Once this was done it was time to work out how to wire it all up. I come up with what looked on paper a simple design but looks a bit messy with having to leave spare cable to be able to remove the board from the box if necessary.
First I installed the switches in the front panel. Followed by the second DC / DC converter board on top of the one that Powers the PCB. I did this using the same method used when installing the first on onto the PCB. I bridged the negative outputs together using a piece of wire.
Mains Power Switch
Next I installed the Mains power switch using spade connectors on the switch. this would allow me to create more space in the box if needed at a later date. The LNB voltages were then wired up to the switches.
It was at this stage I tested the centre output pins for the correct voltages in each position before soldering wires to the output pins and connecting them to the header style pins on the PCB.
Finally a small hole was drilled in the front panel to mount the ‘PCB power’ LED.
With everything now in place the box was reassembled and then tested.
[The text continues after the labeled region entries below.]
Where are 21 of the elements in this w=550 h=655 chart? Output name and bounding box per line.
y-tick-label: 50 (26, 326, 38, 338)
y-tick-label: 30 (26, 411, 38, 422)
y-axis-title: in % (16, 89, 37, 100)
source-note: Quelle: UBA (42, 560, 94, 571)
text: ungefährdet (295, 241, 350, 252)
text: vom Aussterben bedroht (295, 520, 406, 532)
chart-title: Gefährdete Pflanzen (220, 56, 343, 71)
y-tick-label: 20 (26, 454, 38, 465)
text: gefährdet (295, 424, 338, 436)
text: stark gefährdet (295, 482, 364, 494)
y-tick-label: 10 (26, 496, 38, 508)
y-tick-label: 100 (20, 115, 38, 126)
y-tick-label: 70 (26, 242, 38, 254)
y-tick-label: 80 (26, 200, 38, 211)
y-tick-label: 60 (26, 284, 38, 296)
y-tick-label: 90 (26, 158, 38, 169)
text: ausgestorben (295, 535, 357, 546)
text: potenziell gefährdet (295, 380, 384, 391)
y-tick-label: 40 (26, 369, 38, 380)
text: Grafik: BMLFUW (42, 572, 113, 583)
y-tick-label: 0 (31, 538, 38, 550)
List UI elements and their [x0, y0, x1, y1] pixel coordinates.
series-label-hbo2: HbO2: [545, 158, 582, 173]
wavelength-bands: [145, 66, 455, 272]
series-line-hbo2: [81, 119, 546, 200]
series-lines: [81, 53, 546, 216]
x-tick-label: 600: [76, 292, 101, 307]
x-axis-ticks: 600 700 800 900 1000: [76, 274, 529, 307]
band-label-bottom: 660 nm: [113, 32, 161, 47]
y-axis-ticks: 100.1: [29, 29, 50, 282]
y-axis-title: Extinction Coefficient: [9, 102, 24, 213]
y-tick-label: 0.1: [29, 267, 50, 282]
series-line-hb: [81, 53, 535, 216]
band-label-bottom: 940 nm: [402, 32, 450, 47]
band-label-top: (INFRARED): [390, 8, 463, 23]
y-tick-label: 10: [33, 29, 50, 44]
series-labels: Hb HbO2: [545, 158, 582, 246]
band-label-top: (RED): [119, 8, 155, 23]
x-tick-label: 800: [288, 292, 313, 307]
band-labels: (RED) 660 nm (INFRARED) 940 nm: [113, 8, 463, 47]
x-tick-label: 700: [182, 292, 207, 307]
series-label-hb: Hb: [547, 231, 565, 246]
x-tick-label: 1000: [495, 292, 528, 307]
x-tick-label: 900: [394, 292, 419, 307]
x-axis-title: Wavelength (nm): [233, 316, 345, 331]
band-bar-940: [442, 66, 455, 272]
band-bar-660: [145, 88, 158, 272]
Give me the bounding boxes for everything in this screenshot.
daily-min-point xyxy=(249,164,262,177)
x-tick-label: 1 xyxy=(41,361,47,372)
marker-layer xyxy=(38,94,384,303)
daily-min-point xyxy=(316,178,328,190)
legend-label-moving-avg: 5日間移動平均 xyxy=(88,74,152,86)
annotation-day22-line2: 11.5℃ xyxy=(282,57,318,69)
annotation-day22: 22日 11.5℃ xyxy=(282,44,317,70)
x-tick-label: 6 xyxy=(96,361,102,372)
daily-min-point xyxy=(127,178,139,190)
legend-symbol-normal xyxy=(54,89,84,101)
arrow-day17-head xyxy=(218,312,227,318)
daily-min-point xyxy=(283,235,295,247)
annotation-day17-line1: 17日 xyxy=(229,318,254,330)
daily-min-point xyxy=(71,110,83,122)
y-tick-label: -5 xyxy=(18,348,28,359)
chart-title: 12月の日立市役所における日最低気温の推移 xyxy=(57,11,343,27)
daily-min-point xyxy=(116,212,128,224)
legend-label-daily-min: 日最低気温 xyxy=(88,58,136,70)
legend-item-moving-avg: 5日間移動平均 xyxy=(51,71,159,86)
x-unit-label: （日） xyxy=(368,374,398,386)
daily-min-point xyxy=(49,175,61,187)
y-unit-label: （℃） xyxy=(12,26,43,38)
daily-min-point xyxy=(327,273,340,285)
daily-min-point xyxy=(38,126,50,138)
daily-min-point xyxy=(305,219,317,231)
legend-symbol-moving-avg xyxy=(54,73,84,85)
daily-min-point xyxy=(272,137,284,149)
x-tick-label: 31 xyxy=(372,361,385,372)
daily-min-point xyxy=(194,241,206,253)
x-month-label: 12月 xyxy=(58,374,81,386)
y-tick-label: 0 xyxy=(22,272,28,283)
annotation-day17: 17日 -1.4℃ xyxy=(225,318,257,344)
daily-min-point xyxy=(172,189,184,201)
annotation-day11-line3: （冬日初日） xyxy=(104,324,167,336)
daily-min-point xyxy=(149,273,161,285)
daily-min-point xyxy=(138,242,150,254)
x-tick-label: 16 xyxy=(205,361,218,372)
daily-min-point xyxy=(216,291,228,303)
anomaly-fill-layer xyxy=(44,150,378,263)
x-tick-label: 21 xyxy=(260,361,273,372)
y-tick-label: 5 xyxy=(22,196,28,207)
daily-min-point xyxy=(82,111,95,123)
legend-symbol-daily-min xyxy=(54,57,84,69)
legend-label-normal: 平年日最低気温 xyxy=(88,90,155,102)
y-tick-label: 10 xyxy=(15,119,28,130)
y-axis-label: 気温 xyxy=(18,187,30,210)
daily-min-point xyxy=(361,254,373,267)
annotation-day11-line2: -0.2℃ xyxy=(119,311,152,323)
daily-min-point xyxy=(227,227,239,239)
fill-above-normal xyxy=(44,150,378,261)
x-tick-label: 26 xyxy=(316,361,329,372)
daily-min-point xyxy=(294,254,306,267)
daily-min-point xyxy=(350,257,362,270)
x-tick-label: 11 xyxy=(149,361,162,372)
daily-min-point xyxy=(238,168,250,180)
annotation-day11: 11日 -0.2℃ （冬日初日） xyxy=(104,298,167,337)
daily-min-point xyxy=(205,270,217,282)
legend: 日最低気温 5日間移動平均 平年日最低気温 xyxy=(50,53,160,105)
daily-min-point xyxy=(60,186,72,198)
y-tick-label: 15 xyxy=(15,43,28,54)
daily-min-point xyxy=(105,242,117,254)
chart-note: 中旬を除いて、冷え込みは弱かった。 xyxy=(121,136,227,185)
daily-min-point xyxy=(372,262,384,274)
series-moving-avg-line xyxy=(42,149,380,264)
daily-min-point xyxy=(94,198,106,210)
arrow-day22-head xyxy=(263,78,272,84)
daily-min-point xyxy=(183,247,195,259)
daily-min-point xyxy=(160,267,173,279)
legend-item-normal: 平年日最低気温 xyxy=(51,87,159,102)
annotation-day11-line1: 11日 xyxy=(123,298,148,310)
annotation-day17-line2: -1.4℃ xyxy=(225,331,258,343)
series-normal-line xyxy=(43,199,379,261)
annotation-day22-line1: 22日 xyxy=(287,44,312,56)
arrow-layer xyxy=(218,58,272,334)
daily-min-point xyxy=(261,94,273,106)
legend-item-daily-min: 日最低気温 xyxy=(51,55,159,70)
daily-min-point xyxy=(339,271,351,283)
For now the OLED screen is held in position with a piece of blutack. The hole needs to be cleaned up and some black edging material found to put round the edge.
For now the box is complete by some tidying up. With this being done it allowed me to get on with some experimenting with the new dish.
Two upgrades have been done / started.
- Change to a PLL LNB to get a more stable signal.
- Set up a larger dish to improve the received signal.
PLL LNB Upgrade
I have upgraded the LNB on my sky dish to one with a PLL instead of a DRO.
This allowed me to better listen to the narrow band transponder meaning not only is the SSB voice clear but also I can now decode data signals including the data beacon.
I was not able to do this previously due to the unstable signal.
New dish testing
The second task, made a lot easier due to completing the Minitiouner v2 receiver with the added LNB Voltage, was the testing of a new dish I was given.
This temporary setup worked well allowing me to receive the beacon on the wide band transponder. Unfortunately the signal was only marginally better then the current sky dish. I may swop these out to have the bigger dish on the wall but ultimately I feel I need to source a 1m plus sized dish.
I am currently working on a method to stream my MiniTioune output to this website. In the mean time you can view the output of my MiniTioune on the vivaDATV.org website.